George Washington University law professor Jonathan Turley, who has testified before Congress on many occasions including during the 2019 House Democratic impeachment hearings, took to the Twitter machine over the weekend to explain the dangers of Senate Democrats considering the “censure-plus” path of punishing Trump as well as the legal challenges they would face from Trump’s team:
There is now a call to not only disqualify dozens of Republicans under the 14th amendment but to put the entire Republican Party on the Domestic Terror List. https://t.co/3TS3mAvWlD With the help of legal experts, rage again triumphs over reason… https://t.co/zp0Hyj6RtG
— Jonathan Turley (@JonathanTurley) January 31, 2021
…Legal experts are again insisting that the 14th Amendment can clearly be used in this way. In truth, Trump and these members would have a strong challenge to such disqualification by a simple majority vote. If you believe this was incitement to insurrection, prosecute them…
— Jonathan Turley (@JonathanTurley) January 31, 2021
…There can then be a real trial on real charges with a real verdict. What concerns me is the absence of discussion of the obvious dangers in allowing such votes in Congress to disqualify politicians under the 14th Amendment…
— Jonathan Turley (@JonathanTurley) January 31, 2021
…The expanding calls for blacklists, watch lists, and disqualifications show how the appetite for retaliation is becoming insatiable and irrational. The Framers saw Congress as a buffer to such impulsive and destructive measures.

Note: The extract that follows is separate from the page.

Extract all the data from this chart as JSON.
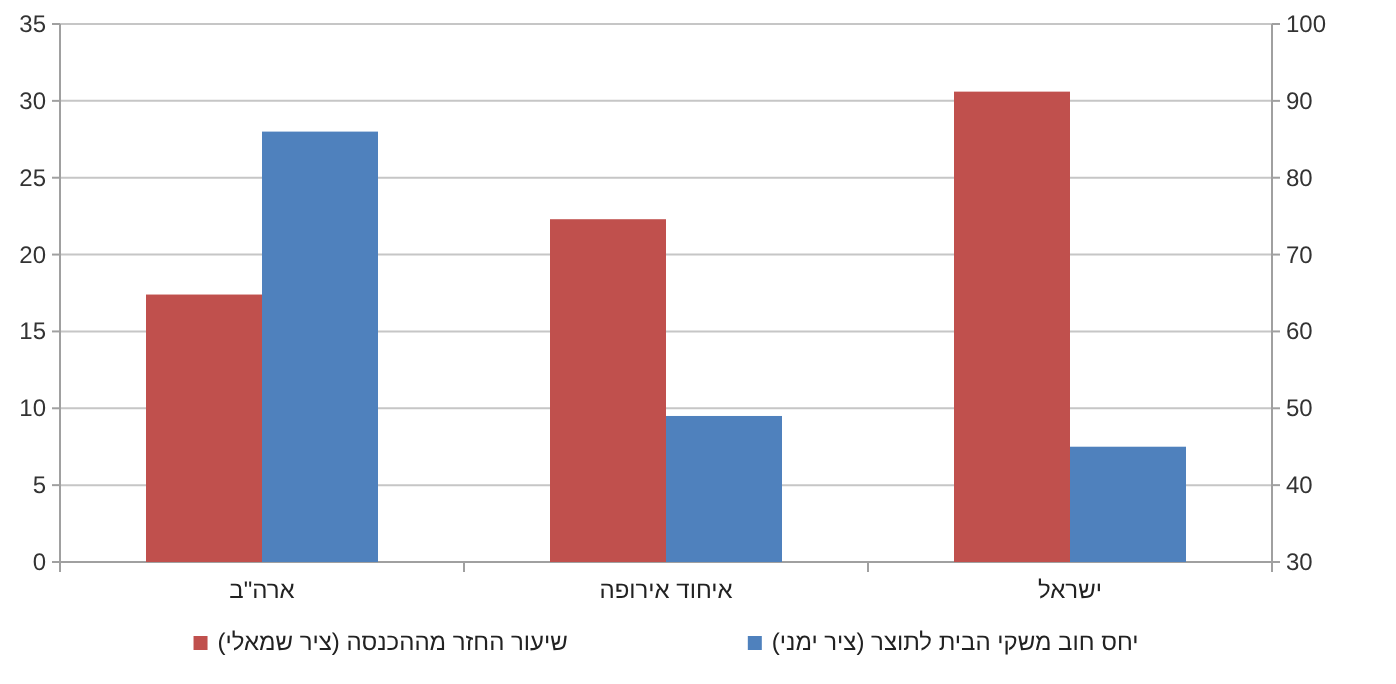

— Jonathan Turley (@JonathanTurley) January 31, 2021
In a piece he wrote for The Hill, Turley opined that Senate Democrats should stick with a simple censure resolution and leave any future political plans Trump may have “to voters and to history”:
There is an alternative, which is a censure resolution that can garner overwhelming support as a bipartisan condemnation rather than a circumvention of impeachment. We can then leave the Constitution alone, and leave the future of Trump to voters and to history.
That said, I’m not sure that even a censure resolution would win over the required number of Republicans in the Senate, because so much evidence has come out since the Capitol riots, evidence that points to the attack on the Capitol being pre-planned rather than being something “incited” by Trump during his speech.
If Republican Senators truly do plan on voting based on what they hear as it relates to the evidence, it’s hard to see where they could in good conscience vote to censure, much less convict.